Communities of Practice create ongoing opportunities for people to connect through conversation and build understanding. They happen in different contexts– from small businesses to city-wide initiatives. Regardless of the scale, adaptation, or funding, gathering for regular Living Room Conversations can have a big impact.
Living Room Conversations are highly adaptable and can be used in a wide variety of settings. Read more below about some of the communities actively using Living Room Conversations!
Charleston County Public Library
Charleston County, SC
Librarian Emilie Hancock embedded Living Room Conversations into her programming after attending a webinar that presented various community dialogue formats. After looking at several options she chose LRC because it seemed to have the greatest potential and was a sustainable, “canned program”. Monthly conversations ranged from Guns to Healthcare and Race. Community members noticed the impact: “The pendulum has been swinging in the hyper-partisan direction and it does a disservice to everyone. Living Room Conversations seemed to be doing its part to swing the pendulum in the other direction and highly value listening.” Read more about libraries.
A Novel Experience bookstore
This small business in a small town with a long-standing commitment to community started holding Living Room Conversations in 2018. The trust and credibility of the owners allowed for deep conversations around challenging topics. In one memorable conversation around guns the store owner asked how many people were carrying and 3 of the 11 participants took out their guns and placed them on the coffee table. There was a chuckle, followed by a meaningful conversation. In a town of 1,200 residents these conversations are making a difference: “We have learned to listen better, listen without anticipating the next thing. The word about Living Room Conversations is getting out: we are giving people a forum to learn about other people.

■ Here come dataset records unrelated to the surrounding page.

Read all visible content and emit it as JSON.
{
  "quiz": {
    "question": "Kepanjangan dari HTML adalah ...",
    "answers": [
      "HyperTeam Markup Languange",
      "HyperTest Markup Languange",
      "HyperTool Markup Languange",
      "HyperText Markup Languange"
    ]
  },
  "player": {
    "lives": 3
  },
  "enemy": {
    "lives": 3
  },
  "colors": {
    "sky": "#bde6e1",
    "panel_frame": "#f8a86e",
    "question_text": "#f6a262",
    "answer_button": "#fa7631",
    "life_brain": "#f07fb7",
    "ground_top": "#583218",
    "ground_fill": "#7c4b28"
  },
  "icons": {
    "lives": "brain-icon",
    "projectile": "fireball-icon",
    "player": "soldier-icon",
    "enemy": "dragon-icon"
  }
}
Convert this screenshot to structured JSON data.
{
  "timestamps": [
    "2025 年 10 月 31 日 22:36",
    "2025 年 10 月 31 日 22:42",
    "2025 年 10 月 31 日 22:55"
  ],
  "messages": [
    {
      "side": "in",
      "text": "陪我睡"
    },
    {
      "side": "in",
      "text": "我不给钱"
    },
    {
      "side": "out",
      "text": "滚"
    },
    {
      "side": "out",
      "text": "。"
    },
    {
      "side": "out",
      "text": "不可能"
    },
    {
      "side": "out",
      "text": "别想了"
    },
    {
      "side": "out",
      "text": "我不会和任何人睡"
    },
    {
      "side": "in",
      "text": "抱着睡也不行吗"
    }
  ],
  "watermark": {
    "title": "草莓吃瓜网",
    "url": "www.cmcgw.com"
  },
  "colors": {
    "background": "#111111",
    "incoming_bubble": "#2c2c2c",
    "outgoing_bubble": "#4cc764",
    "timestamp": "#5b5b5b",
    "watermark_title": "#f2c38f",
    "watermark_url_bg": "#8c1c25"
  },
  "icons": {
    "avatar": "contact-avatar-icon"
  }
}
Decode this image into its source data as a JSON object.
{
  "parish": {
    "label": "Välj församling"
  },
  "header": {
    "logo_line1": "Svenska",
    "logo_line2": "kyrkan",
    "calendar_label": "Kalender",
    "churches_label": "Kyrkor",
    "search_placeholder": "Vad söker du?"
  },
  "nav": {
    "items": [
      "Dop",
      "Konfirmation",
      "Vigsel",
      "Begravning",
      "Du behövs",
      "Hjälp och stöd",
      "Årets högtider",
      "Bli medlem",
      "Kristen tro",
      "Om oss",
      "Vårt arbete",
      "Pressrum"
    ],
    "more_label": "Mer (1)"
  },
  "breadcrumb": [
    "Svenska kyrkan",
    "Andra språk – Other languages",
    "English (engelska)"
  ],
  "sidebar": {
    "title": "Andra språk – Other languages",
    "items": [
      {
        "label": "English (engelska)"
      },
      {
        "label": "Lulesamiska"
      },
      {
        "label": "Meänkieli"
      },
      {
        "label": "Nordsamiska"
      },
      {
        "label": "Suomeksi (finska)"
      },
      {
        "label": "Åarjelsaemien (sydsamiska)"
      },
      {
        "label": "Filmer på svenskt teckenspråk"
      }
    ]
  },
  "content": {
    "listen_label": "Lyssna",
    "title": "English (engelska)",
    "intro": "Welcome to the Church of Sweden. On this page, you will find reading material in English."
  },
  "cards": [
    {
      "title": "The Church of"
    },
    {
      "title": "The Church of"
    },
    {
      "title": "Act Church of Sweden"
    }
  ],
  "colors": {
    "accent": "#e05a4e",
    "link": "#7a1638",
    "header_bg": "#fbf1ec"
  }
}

Mecklenburg Metropolitan Interfaith Network
Each quarter, three different cohorts of 30 people meet for the group’s Open Tables project using the LRC conversation guides. Faith-based organizations represent one of the places where we socialize norms and this group has been working to build trust and understanding across religious, political, and racial differences. In addition to the conversations, they are planning a joint service project for the area and often meet one on one to deepen relationships within the group. Long-time LRC Faith Partner Linda Taylor highlights the value of conversations within congregations: “As a priest, spiritual director, and conflict coach, Living Room Conversations help me support faith communities in our sacred work of increasing understanding and building peace, one conversation at a time.” Read more about faith communities.
Estes Valley, CO
Since August 2020, community leaders from the Estes Valley Restorative Justice Partnership, in partnership with the local library, have organized regular Living Room Conversations with the hope “to build local capacity to engage in difficult issues more collaboratively and productively,” according to organizer Denise Lord. Over the years they have engaged hundreds of residents and created space for community members to explore important topics like police & community relations, guns and responsibility, mental health, and the future of work. Positive response led the Restorative Justice State Council to provide funding making the conversations more accessible with interpretation costs, stipends for participation, childcare and food.